At Start of New School Year, A Reprieve for Teachers
Rhode Island teachers can breathe a sigh of relief as they go about the usual business of preparing for a new school year. State officials have announced a delay in the use of student test scores in the teachers’ annual performance ratings.
State Education Commissioner Deborah Gist says public school teachers need more time to understand how scores from the New England Common Assessment Program (NECAP) will factor into the ratings. A bad performance review could result in termination or loss of certification for a teacher receiving a poor evaluation for several years in a row.
Teachers have opposed the use of student test scores as part of their ratings, arguing that many factors affect student performance and some are not under the teacher’s control.

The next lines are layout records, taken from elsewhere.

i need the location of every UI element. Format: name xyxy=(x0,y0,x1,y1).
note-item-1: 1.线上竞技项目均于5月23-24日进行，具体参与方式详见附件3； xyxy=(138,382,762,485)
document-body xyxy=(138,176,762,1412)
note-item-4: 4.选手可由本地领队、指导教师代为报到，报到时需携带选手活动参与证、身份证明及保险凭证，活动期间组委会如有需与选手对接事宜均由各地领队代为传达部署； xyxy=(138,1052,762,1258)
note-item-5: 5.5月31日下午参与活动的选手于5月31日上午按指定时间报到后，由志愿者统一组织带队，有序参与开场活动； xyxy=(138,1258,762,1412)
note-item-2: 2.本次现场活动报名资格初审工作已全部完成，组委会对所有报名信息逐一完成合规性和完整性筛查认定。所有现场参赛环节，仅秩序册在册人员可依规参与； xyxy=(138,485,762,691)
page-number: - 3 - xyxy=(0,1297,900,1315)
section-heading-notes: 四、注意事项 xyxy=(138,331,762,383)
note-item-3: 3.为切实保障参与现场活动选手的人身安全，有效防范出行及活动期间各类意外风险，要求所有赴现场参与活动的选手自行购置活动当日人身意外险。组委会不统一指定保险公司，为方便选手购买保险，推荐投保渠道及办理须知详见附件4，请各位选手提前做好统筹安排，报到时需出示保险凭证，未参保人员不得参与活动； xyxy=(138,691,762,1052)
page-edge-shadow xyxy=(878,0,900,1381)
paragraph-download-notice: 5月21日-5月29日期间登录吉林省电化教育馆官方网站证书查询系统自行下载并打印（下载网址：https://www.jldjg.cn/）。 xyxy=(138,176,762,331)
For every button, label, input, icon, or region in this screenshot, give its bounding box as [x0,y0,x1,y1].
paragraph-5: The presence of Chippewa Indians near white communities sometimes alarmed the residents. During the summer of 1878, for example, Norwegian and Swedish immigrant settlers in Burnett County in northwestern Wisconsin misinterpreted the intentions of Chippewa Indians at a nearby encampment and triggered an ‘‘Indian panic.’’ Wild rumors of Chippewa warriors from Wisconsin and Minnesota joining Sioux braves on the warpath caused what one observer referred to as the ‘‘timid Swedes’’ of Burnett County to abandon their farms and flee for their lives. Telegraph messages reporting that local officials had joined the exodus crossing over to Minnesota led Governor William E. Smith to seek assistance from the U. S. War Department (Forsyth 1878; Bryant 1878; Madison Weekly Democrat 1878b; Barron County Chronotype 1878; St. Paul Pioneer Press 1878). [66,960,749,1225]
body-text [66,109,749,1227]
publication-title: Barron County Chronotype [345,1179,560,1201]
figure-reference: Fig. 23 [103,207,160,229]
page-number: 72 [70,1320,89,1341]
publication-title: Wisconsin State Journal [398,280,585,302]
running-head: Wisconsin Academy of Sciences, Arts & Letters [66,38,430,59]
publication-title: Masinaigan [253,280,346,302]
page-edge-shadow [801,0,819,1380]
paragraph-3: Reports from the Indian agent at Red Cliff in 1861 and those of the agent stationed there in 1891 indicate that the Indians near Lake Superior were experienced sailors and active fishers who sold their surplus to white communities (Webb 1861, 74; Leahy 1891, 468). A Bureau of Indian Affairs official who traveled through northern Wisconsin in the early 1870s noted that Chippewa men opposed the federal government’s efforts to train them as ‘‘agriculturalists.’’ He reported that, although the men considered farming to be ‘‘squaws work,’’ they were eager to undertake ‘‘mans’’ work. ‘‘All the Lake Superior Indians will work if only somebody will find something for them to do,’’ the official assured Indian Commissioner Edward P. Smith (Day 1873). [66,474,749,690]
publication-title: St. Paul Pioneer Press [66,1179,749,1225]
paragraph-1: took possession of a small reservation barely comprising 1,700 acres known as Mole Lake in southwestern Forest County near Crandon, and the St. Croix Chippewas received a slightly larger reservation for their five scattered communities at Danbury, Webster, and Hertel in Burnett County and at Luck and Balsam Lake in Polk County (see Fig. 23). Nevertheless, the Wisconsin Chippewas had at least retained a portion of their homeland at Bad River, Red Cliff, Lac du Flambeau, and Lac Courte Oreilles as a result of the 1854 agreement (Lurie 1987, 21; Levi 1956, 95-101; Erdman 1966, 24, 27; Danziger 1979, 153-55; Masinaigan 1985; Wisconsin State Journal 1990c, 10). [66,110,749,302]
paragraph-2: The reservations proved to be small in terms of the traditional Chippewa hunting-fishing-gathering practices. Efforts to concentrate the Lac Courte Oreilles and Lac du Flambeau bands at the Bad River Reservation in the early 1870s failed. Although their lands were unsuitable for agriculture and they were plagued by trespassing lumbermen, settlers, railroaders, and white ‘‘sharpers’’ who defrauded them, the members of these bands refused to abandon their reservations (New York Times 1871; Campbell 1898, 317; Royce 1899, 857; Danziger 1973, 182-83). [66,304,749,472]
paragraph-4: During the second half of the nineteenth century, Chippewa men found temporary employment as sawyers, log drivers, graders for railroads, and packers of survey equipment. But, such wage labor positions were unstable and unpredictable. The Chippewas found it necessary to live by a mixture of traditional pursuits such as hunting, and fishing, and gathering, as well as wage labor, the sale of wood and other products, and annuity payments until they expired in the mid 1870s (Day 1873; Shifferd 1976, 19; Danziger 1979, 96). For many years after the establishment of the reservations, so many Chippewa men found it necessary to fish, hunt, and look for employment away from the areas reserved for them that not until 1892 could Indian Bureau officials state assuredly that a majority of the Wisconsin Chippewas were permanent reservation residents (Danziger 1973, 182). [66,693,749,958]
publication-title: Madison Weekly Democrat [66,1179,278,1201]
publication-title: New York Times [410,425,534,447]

State education leaders say the goal of using test scores is to determine whether teachers are helping students improve their skills, and they claim teachers will not be penalized if their students score poorly, as long as they make progress.
Under the plan announced at the end of last week, student test scores will be used this year during teachers’ conversations with evaluators, but will not be included in the final rating until next year. The Providence Journal reports that the state will seek a waiver from the federal government to allow the delay because the new teacher evaluations are part of the state's $75 million Race to the Top program.
Meanwhile, Rhode Island students will be held accountable for their test scores starting this year. Despite protests, the new senior class must achieve a score of “partially proficient” or better on NECAP, or improve on a re-test, to earn a high school diploma.
There are 4,000 students around the state who risk not graduating under the new rules. They will have two chances to re-take the test during their senior year. The students can also submit alternative assessments such as SAT scores or Accuplacer tests to meet the requirement.